Phase transition for quenched coupled replicas in a plaquette spin model of glasses
Robert L. Jack, Juan P. Garrahan

TL;DR
This paper investigates a three-dimensional plaquette spin model exhibiting glassy dynamics, revealing a phase transition induced by coupling to a quenched configuration, with critical behavior akin to the random-field Ising model.
Contribution
It demonstrates a finite-coupling phase transition in a glassy spin model and analyzes its critical properties and interfacial free energy, connecting to theories of the glass transition.
Findings
Identification of a phase transition between low and high overlap states.
Critical points exhibit properties consistent with random-field Ising universality.

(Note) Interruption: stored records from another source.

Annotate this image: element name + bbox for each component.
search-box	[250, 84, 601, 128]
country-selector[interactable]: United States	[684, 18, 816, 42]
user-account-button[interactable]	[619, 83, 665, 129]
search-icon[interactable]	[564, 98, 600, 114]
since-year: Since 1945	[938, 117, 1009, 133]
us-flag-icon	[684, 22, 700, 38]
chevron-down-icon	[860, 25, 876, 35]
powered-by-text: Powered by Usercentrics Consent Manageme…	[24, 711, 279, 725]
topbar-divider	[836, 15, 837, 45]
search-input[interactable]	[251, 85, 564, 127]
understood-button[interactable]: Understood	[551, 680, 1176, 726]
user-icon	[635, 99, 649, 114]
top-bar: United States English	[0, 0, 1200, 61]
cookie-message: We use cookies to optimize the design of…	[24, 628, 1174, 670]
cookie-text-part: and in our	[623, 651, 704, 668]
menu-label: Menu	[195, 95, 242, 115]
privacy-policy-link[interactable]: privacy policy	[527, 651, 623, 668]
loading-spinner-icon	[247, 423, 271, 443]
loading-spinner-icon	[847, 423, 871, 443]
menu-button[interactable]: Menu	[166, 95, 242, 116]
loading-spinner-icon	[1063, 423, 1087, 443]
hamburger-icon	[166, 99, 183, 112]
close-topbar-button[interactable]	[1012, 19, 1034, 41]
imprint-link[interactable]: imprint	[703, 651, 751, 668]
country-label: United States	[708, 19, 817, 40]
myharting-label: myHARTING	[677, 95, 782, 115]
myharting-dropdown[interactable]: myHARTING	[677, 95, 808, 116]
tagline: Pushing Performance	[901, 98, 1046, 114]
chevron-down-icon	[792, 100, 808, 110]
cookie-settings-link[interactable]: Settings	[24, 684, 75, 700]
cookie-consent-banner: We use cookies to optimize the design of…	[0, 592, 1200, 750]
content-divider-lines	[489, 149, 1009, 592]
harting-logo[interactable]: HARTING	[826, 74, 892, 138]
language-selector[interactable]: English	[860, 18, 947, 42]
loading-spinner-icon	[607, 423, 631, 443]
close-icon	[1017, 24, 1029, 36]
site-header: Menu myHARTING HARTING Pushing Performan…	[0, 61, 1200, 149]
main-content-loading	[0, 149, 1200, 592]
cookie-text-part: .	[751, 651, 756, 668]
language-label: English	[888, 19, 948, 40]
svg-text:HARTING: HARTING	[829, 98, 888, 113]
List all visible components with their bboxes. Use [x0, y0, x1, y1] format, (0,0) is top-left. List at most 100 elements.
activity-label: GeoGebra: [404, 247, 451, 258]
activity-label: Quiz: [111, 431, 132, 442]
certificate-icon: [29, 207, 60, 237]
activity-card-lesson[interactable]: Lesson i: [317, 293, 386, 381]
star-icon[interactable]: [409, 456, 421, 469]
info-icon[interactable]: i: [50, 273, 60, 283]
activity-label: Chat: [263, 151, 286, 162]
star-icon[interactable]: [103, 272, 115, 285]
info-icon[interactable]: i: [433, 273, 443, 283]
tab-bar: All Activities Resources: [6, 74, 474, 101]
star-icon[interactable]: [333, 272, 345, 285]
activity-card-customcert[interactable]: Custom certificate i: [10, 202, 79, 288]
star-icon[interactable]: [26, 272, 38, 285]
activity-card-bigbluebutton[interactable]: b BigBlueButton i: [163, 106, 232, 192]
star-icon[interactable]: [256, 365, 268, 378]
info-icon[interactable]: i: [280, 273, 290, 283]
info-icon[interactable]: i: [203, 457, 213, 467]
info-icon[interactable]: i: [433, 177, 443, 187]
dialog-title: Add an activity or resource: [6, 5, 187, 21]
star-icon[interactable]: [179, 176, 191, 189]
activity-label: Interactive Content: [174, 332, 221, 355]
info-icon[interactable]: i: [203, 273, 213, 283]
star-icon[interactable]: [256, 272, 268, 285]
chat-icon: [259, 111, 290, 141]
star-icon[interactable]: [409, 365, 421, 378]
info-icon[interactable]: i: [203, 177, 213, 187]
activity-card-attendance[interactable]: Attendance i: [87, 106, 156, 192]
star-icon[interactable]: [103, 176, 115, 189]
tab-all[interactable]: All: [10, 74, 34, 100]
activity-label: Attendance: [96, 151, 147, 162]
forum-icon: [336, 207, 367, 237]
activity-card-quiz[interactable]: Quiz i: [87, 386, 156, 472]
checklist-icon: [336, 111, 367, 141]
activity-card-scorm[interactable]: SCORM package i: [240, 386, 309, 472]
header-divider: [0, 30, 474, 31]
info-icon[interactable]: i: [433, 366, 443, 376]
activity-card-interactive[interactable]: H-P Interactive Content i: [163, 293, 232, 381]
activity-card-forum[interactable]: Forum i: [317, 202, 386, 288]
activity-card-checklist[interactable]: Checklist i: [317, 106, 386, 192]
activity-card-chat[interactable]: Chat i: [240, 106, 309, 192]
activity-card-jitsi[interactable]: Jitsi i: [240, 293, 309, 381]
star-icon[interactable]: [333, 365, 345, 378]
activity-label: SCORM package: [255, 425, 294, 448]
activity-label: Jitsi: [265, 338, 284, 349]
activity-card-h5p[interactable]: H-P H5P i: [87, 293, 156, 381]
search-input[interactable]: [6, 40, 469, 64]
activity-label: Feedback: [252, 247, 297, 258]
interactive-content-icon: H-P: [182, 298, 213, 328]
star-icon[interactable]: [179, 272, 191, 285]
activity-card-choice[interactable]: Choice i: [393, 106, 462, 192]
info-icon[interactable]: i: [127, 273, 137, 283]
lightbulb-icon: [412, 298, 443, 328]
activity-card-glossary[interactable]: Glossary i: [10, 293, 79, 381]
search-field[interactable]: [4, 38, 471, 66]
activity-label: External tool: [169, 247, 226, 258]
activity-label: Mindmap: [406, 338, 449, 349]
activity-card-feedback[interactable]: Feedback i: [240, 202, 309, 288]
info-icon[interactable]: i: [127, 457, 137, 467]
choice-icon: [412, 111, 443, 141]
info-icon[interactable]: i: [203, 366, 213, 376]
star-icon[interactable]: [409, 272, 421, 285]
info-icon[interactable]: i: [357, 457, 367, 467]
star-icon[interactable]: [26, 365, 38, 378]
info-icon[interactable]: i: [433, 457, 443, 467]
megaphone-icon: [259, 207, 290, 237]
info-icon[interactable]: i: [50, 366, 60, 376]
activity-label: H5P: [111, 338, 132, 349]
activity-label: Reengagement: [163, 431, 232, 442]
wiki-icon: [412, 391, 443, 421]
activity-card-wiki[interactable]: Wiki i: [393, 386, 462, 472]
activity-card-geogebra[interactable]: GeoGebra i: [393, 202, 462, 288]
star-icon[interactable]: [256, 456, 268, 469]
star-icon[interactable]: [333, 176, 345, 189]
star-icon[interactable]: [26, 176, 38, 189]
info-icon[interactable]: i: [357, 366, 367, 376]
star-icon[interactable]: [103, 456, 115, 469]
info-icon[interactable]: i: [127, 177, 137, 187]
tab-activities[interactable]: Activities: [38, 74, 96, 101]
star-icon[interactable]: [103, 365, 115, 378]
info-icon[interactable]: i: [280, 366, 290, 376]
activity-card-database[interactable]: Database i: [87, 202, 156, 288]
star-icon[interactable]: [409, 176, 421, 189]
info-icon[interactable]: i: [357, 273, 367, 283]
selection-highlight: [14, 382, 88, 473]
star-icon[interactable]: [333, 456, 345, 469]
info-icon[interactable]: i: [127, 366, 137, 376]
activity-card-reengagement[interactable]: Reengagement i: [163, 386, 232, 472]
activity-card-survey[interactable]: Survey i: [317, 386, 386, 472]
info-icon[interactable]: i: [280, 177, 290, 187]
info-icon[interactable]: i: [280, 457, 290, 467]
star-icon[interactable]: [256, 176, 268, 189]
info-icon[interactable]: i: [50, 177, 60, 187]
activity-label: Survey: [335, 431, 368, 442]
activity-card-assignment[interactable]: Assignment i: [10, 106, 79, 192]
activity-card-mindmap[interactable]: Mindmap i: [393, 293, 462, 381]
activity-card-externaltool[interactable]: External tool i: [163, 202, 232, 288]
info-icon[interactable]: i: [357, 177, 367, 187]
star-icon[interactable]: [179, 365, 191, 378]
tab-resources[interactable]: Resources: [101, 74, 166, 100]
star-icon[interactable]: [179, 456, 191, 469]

Finite-size scaling analysis of interfacial free energy costs.
Abstract
We study a three-dimensional plaquette spin model whose low temperature dynamics is glassy, due to localised defects and effective kinetic constraints. While the thermodynamics of this system is smooth at all temperatures, we show that coupling it to a second system with a fixed (quenched) configuration can lead to a phase transition, at finite coupling. The order parameter is the overlap between the copies, and the transition is between phases of low and high overlap. We find critical points whose properties are consistent with random-field Ising universality. We analyse the interfacial free energy cost between the high- and low-overlap states that coexist at (and below) the critical point, and we use this cost as the basis for a finite-size scaling analysis. We discuss these results in the context of mean-field and dynamical facilitation theories of the glass transition.